What Kind Of Halloween Candy You Give Out And What It Says About You


While walking down the aisles of your local grocery store, you can’t help but stare longingly at the jumbo sized bags of Halloween candy that are just begging you to buy them. Whether they’re for you to enjoy by yourself in the darkness of your home, or to give out to children like a normal person, is totally up to you. If you choose the latter, a critical question must be considered: which kind of candy are you going to hand out to those freeloading children? There are so many choices—too many. The paradox of choice, am I right? Well, you might be surprised, but which bag you grab says a lot about you.

Kit Kat


Be more unoriginal. Seriously, Kit Kats are great, don’t get me wrong, but it’s the kind of candy a kid grabs from a pumpkin bucket and immediately shrugs off. It makes the children say, “Meh.” It’s the median of Halloween candy. Kit Kats are to candy what your status reports are to your company: depressingly mediocre. Up your game. Respect the holiday. Don’t mock the process.



You take this game seriously. You’re going to give the people what they want and they’ll love you for it. Everyone loves Reese’s. Everyone expects Reese’s—it’s the golden standard of Halloween. If you don’t deliver, you can bet your bottom dollar that the neighborhood children will rise up and toilet paper the shit out of your house. Reese’s are the same price as Kit Kats, so make the right decision. Reese’s is the prime rib of Halloween candy. And no mini-sized ones, either. Full cups all the way. Don’t hold back, bitch.

Almond Joy


Reevaluate your life. I’ve lived 23 ½ years in this beautiful country and have yet to meet someone who actually liked Almond Joy. You know why? They don’t exist. Ron Swanson said it best: “Almonds give me the runs.” Do you really want to be single handedly responsible for hundreds of childrens’ abnormal bowel movements? Newsflash: those Almond Joy mini bars are going to sit at the bottom of those kids’ dressers or toy bins, never to be discovered until some years later. A sad, sad existence.

Charleston Chew


You’re old school and go against the grain of typical Halloween candies. You feel as if it is your duty to show the next generation that there are things beyond Snickers, Reese’s, M&Ms and Tootsie Rolls. You want them to think outside the box and diversify their candy haul. It may not be their favorite type of candy, but damnit, they won’t know until they try it.

Full Size Bars


You’re not fooling anyone. Did you lay-away those discount bags of candy? Did you max out your credit card? We know you can’t afford it. Only the heart surgeon down the block from my childhood house could swing that.
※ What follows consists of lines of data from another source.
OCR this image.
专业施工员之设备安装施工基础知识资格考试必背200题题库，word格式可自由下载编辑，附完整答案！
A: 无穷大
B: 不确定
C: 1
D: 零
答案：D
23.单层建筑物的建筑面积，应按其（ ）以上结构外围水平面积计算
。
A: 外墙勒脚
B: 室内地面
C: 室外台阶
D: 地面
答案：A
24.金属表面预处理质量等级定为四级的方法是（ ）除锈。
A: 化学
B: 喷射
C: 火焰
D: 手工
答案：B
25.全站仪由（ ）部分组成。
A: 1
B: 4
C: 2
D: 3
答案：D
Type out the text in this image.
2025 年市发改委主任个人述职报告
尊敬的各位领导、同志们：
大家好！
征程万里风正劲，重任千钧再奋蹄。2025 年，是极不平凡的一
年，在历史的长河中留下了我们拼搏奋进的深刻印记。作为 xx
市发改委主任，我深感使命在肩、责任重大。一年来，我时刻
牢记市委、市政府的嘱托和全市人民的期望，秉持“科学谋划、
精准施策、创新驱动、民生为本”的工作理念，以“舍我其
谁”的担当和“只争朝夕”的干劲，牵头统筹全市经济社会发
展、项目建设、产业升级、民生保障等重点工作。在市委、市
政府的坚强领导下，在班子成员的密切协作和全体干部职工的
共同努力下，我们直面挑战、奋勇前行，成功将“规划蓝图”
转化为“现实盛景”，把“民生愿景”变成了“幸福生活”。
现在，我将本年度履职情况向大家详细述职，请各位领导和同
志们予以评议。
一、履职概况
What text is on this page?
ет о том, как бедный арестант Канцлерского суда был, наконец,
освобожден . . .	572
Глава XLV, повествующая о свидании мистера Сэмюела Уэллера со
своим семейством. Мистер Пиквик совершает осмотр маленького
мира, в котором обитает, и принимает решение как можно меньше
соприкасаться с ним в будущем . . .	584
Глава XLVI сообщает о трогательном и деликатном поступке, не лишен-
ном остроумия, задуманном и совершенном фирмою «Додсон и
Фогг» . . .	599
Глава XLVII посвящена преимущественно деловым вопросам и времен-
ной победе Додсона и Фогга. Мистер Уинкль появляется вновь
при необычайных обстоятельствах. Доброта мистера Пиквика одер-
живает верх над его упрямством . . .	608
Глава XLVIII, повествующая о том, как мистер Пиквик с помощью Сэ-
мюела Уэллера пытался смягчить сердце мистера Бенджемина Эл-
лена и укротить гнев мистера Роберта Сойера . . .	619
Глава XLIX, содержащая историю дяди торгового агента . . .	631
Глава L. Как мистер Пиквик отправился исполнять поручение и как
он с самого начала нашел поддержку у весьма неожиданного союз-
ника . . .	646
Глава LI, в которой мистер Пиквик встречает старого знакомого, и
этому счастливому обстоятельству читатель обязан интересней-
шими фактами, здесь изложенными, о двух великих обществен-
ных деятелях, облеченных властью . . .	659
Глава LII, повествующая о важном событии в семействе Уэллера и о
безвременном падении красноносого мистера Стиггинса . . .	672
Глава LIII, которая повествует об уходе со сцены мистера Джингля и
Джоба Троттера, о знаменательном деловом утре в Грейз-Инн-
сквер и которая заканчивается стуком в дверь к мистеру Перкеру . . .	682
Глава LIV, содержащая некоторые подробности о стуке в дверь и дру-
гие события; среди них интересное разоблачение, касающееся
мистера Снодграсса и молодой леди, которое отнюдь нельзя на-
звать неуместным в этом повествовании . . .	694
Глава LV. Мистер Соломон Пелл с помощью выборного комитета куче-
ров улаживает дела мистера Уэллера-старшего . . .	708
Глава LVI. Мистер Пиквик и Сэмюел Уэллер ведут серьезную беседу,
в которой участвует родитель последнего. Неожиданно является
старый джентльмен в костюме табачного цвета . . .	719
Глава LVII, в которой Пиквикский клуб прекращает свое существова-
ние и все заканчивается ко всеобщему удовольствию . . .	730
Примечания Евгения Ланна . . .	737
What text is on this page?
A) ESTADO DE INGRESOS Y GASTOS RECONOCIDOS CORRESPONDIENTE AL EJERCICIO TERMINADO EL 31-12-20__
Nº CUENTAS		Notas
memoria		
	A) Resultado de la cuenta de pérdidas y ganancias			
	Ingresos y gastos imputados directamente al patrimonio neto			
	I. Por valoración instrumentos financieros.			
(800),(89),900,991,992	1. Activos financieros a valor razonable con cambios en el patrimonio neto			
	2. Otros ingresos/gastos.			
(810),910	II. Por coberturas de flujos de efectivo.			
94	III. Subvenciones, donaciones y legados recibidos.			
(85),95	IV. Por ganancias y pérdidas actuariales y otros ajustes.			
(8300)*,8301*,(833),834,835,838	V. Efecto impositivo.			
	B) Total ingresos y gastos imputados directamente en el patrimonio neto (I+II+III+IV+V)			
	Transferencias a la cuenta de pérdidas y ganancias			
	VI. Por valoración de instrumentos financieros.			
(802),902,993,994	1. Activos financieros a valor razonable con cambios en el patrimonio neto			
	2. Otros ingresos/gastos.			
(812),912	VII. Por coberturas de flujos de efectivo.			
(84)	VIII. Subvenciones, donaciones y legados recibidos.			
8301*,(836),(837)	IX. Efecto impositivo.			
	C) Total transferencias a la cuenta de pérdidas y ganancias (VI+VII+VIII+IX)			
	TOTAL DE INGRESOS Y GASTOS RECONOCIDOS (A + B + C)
Ironic though, that the heart surgeon was the one giving out the biggest fuel to literally stop a heart. Good for business, I guess. Learn some fiscal responsibility. God bless your company if you’re in charge of the budget. You should probably take that part out of your resume that claims you’re proficient at mathematics.



A child dressed in a full Batman suit runs from your neighbor’s house across the street to yours. There’s a car in the driveway, a blue TV glare through the closed blinds, but all of the lights are out. The poor kid’s mother peeks in the through the gap in the blinds and sees you in your boxers watching Mad Men on the lowest possible volume. She immediately carries her kid off your property. Were you too cheap? Did you completely forget? Did you accidentally eat it all yourself? Don’t you remember what it was like as a kid to walk by a dark, empty house on Halloween? It was soul crushing. You’re crushing children’s souls. Get your act together, man. Put some effort in.

Tootsie Rolls


You’re the worst. You might as well have hung yourself on your front porch.